Il est incontestable que lorsqu’un homme exerce un travail rémunéré, sa motivation est d’obtenir des biens, qu’il tiendra pour siens par la suite… il a donc la ferme intention d’acquérir un droit plein et entier, non seulement sur sa rémunération mais aussi sur la façon d’en disposer, selon son gré. Alors, il vit frugalement et épargne, et pour plus de sécurité investit ses économies dans la terre. La terre, dans ce cas, est son salaire sous une autre forme ; par conséquent, la petite propriété ainsi acheté par le travailleur devrait être entièrement à sa disposition comme l’est le salaire qu’i reçoit pour son travail… Par suite, les socialistes, en tentant de transférer les biens des individus à la communauté lèsent les intérêts de chaque salarié, puisqu’ils veulent le priver de la liberté de disposer de son salaire et par là de tout espoir et possibilité d’augmenter ses ressources et d’améliorer ses conditions de vie.

Quoi qu’il en soit, ce qui est de la plus extrême importance est le fait que le remède qu’ils proposent est manifestement contraire à la justice. Car chaque homme a par nature le droit de posséder. C’est un des principaux points de distinction entre l’homme et l’animal :l’animal n’a pas le pouvoir de se diriger, il est gouverné par deux instincts principaux… L’un est l’auto-conservation, l’autre la propagation de l’espèce. Les deux peuvent atteindre leur but au moyens de choses se trouvant à leur portée ; les animaux ne peuvent aller au-delà… Mais l’homme est entièrement différent. D’un côté, il possède l’entière perfection de l’animal et par là il jouit des choses matérielles au moins autant que le reste du règne animal… C’est l’esprit ou raison qui est l’élément prédominant de la nature humaine, ce qui rend humain chaque être humain… En considération de quoi – l’homme seul parmi la création étant doté de raison – il doit être de son droit de posséder les choses, non pas seulement pour un usage temporaire et momentané, comme le font les autres êtres vivants, mais pour une possession durable…

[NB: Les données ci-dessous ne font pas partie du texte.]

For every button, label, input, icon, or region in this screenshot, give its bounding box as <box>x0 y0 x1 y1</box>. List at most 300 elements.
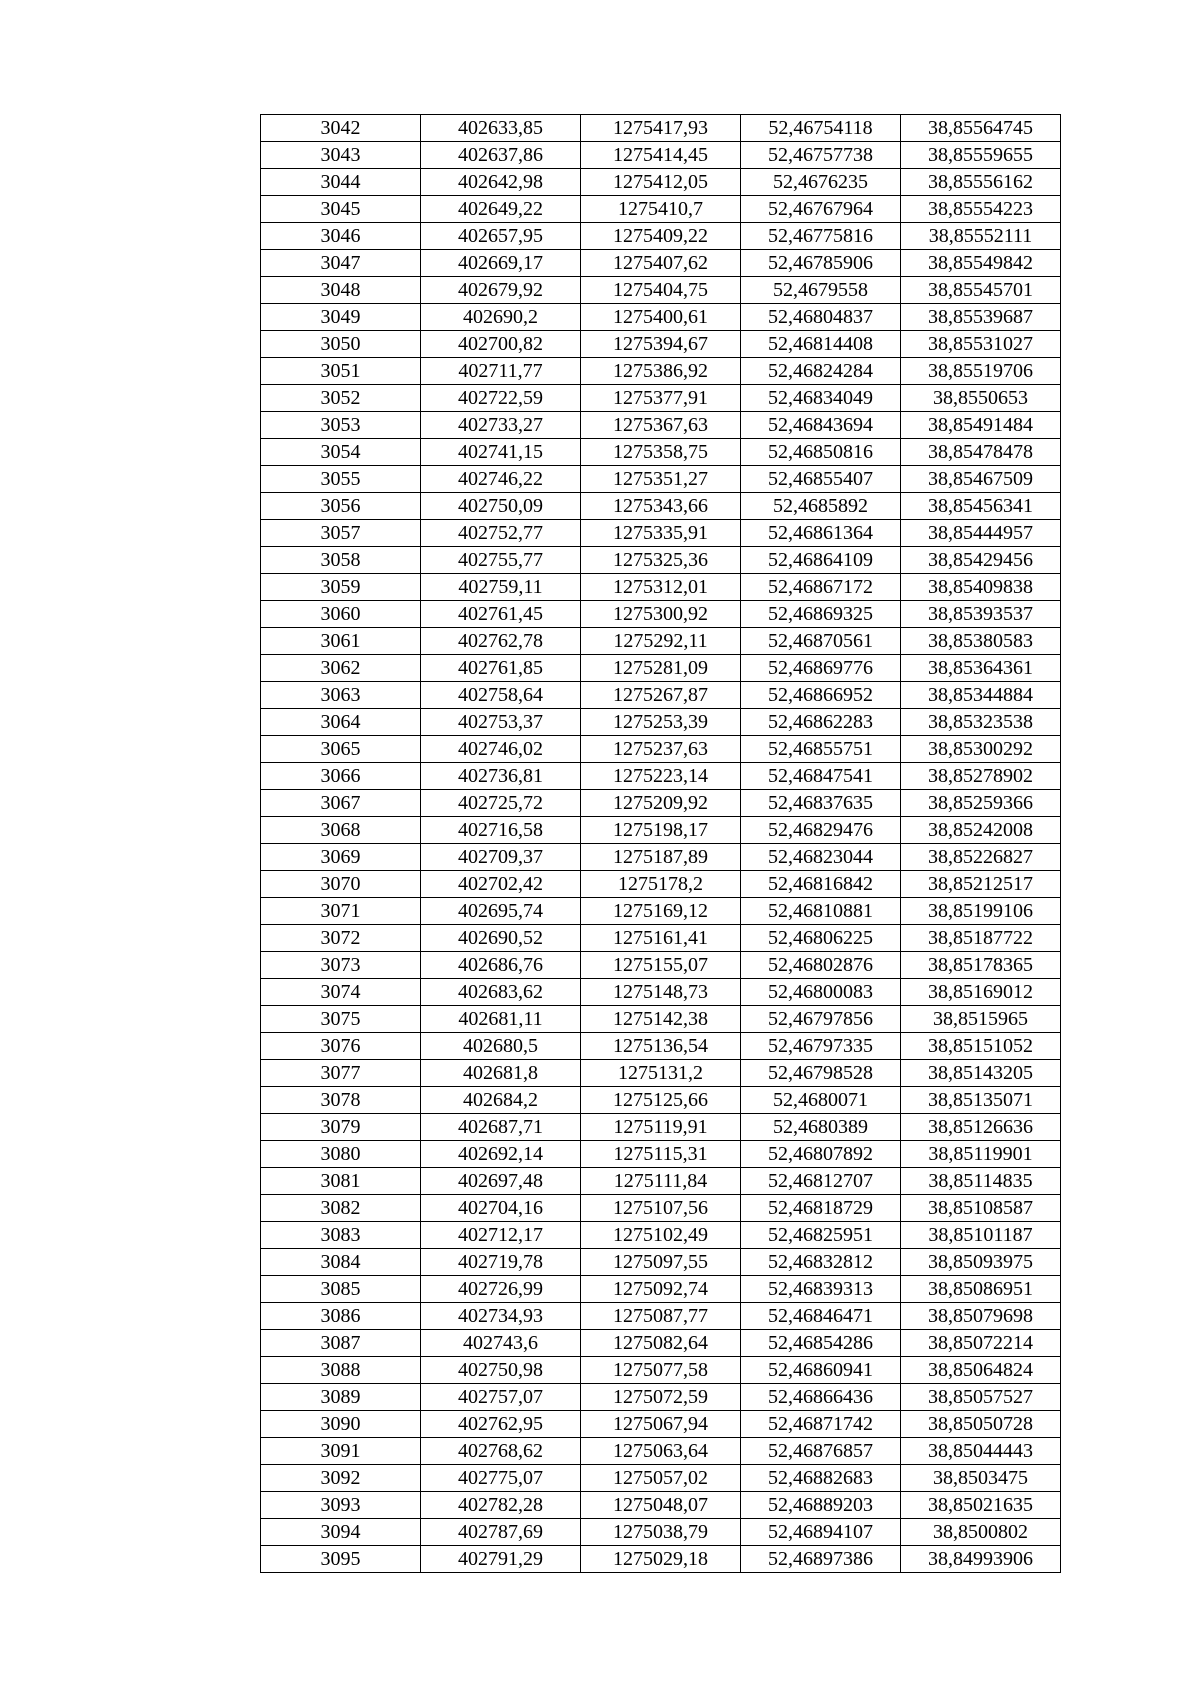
y-coordinate-cell: 1275312,01 <box>581 574 741 601</box>
latitude-cell: 52,46814408 <box>741 331 901 358</box>
x-coordinate-cell: 402692,14 <box>421 1141 581 1168</box>
latitude-cell: 52,46866952 <box>741 682 901 709</box>
y-coordinate-cell: 1275087,77 <box>581 1303 741 1330</box>
latitude-cell: 52,46854286 <box>741 1330 901 1357</box>
x-coordinate-cell: 402679,92 <box>421 277 581 304</box>
longitude-cell: 38,85323538 <box>901 709 1061 736</box>
table-row <box>261 736 1061 763</box>
table-row <box>261 844 1061 871</box>
x-coordinate-cell: 402761,85 <box>421 655 581 682</box>
y-coordinate-cell: 1275097,55 <box>581 1249 741 1276</box>
y-coordinate-cell: 1275111,84 <box>581 1168 741 1195</box>
y-coordinate-cell: 1275057,02 <box>581 1465 741 1492</box>
y-coordinate-cell: 1275148,73 <box>581 979 741 1006</box>
point-number-cell: 3047 <box>261 250 421 277</box>
point-number-cell: 3054 <box>261 439 421 466</box>
point-number-cell: 3070 <box>261 871 421 898</box>
point-number-cell: 3085 <box>261 1276 421 1303</box>
y-coordinate-cell: 1275377,91 <box>581 385 741 412</box>
y-coordinate-cell: 1275142,38 <box>581 1006 741 1033</box>
x-coordinate-cell: 402757,07 <box>421 1384 581 1411</box>
x-coordinate-cell: 402746,02 <box>421 736 581 763</box>
latitude-cell: 52,46847541 <box>741 763 901 790</box>
point-number-cell: 3092 <box>261 1465 421 1492</box>
x-coordinate-cell: 402649,22 <box>421 196 581 223</box>
point-number-cell: 3053 <box>261 412 421 439</box>
latitude-cell: 52,46839313 <box>741 1276 901 1303</box>
table-row <box>261 412 1061 439</box>
x-coordinate-cell: 402791,29 <box>421 1546 581 1573</box>
y-coordinate-cell: 1275325,36 <box>581 547 741 574</box>
point-number-cell: 3062 <box>261 655 421 682</box>
x-coordinate-cell: 402687,71 <box>421 1114 581 1141</box>
point-number-cell: 3044 <box>261 169 421 196</box>
longitude-cell: 38,85559655 <box>901 142 1061 169</box>
latitude-cell: 52,4676235 <box>741 169 901 196</box>
x-coordinate-cell: 402683,62 <box>421 979 581 1006</box>
longitude-cell: 38,85380583 <box>901 628 1061 655</box>
point-number-cell: 3071 <box>261 898 421 925</box>
longitude-cell: 38,8500802 <box>901 1519 1061 1546</box>
point-number-cell: 3089 <box>261 1384 421 1411</box>
table-row <box>261 1168 1061 1195</box>
x-coordinate-cell: 402768,62 <box>421 1438 581 1465</box>
point-number-cell: 3050 <box>261 331 421 358</box>
longitude-cell: 38,85344884 <box>901 682 1061 709</box>
table-row <box>261 142 1061 169</box>
latitude-cell: 52,46876857 <box>741 1438 901 1465</box>
table-row <box>261 466 1061 493</box>
longitude-cell: 38,85199106 <box>901 898 1061 925</box>
point-number-cell: 3055 <box>261 466 421 493</box>
y-coordinate-cell: 1275082,64 <box>581 1330 741 1357</box>
table-row <box>261 763 1061 790</box>
table-row <box>261 1303 1061 1330</box>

Le fait que Dieu ait donné la terre à toute la race humaine pour en user et en jouir ne peut en aucun cas exclure le droit à la propriété privée. Car Dieu a accordé la terre à l’humanité en général, non dans le sens que tous sans distinction peuvent agir sur elle selon leur gré, mais plutôt qu’aucune partie n’est assigné à quelqu’un en particulier et que les limites de la propriété privée sont à déterminer par l’industrie même de l’homme et par les lois. En outre, la terre bien que répartie entre des possesseurs particuliers, ne cesse pas pour autant de fournir aux besoins de tous, dans la mesure où personne ne vit que de ce que la terre produit. Ceux qui ne possèdent pas la terre contribuent par leur labeur. On peut donc vraiment dire que toute la subsistance humaine dérive du travil de la terre ou d’un autre labeur…

Nous avons de nouveau d’autres preuves que la propriété privée est en accord avec les lois de nature. Ce qui est nécessaire à la préservation de la vie et au bien-être est produit en grande abondance par le sol, mais non sans que l’homme ne l’ait cultivé et n’y ait dépensé sa sollicitude et sa compétence. Dès lors que l’homme oriente l’activité de son esprit et la force de son corps à l’obtention des fruits de la nature, il fait sienne la portion de nature qu’il cultive – cette portion sur laquelle il dépose, en quelque sorte, l’empreinte de sa personnalité. Et il ne peut être que juste qu’il possède cette portion comme son bien propre et que nul ne soit justifié à violer ce droit.

(extrait de l’encyclique Rerum Novarum)

http://www.vatican.va/holy_father/leo_xiii/encyclicals/documents/hf_l-xiii_enc_15051891_rerum-novarum_fr.html

http://www.vatican.va/holy_father/leo_xiii/encyclicals/documents/hf_l-xiii_enc_15051891_rerum-novarum_en.html

Le pape Léon XII (2 mars 1810 – 20 juillet 1903), né Vincenzo Gioacchino Raffaele Luigi Pecci, est le 4e pape ayant eu le plus long règne, après Saint Pierre, Pie IX et Saint Jean-Paul II.